Pour ce qui est de la rénovation et de la transformation des sites eux-mêmes, les architectes des Bâtiments de France sont là pour délivrer les autorisations qui assurent le respect du patrimoine et, au besoin, la prise en compte de nouvelles exigences d’intérêt général, notamment en matière écologique. La création est une chance pour le patrimoine.
Certains rapports préconisent une valorisation économique du patrimoine…
Le patrimoine peut être un levier de revitalisation pour les territoires en situation de désertification. C’est une réflexion que nous devons conduire avec les collectivités territoriales. D’abord, parce qu’elles sont les propriétaires de la majorité des 44 000 monuments historiques que compte notre pays et en assurent la gestion – je rappelle que 3% seulement appartiennent à l’État.
Mais aussi parce que ce sont les collectivités territoriales, les élus de terrain qui ont la connaissance fine du territoire. Ils sont donc les mieux placés pour stimuler le rayonnement patrimonial. Le gouvernement a lancé, cet automne, l’expérimentation de plans de revitalisation dans 17 villes de France, dans le prolongement des recommandations faites par l’ancien sénateur Yves Dauge.
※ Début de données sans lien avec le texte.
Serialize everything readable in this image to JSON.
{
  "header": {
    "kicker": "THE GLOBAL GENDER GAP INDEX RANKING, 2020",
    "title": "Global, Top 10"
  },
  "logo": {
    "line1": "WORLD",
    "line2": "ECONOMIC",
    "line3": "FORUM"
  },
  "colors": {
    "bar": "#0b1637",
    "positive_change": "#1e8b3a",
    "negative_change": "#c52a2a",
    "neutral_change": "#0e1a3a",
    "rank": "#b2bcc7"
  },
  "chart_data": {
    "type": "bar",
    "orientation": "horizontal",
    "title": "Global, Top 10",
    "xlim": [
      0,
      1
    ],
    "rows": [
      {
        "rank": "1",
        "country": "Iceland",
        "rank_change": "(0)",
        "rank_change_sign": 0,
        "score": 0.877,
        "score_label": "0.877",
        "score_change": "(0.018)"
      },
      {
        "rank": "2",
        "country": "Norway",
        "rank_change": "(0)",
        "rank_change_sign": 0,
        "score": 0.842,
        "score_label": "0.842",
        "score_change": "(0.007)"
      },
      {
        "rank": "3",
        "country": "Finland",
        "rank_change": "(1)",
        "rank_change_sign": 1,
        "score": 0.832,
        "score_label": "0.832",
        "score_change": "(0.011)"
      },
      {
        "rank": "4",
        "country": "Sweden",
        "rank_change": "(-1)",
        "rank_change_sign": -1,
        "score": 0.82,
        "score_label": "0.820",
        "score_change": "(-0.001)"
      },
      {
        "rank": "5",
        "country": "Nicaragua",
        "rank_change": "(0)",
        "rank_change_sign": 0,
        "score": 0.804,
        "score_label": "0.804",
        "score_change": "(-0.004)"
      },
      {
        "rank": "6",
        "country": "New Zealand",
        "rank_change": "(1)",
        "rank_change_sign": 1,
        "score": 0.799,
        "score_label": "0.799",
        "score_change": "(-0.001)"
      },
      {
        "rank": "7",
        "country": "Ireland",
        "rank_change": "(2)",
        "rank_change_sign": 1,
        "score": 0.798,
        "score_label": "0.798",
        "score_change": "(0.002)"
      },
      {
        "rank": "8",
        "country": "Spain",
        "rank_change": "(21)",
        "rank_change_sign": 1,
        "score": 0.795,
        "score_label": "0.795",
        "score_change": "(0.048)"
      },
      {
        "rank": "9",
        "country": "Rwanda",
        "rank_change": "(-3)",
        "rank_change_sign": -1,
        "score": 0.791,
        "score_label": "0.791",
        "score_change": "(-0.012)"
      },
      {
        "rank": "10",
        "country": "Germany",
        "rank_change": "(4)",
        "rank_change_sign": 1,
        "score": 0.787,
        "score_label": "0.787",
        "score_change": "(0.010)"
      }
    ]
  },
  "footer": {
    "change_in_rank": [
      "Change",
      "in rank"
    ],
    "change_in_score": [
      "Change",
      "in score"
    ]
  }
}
Le ministère de la Culture participe, aux côtés du ministère de la Cohésion des territoires notamment, à l’accompagnement des collectivités territoriales concernées. Cette action sur le patrimoine est l’un des axes forts de la politique de proximité que je déploie, avec l’ouverture accrue des bibliothèques, le Pass Culture, ou encore la systématisation de la pratique artistique dans les écoles.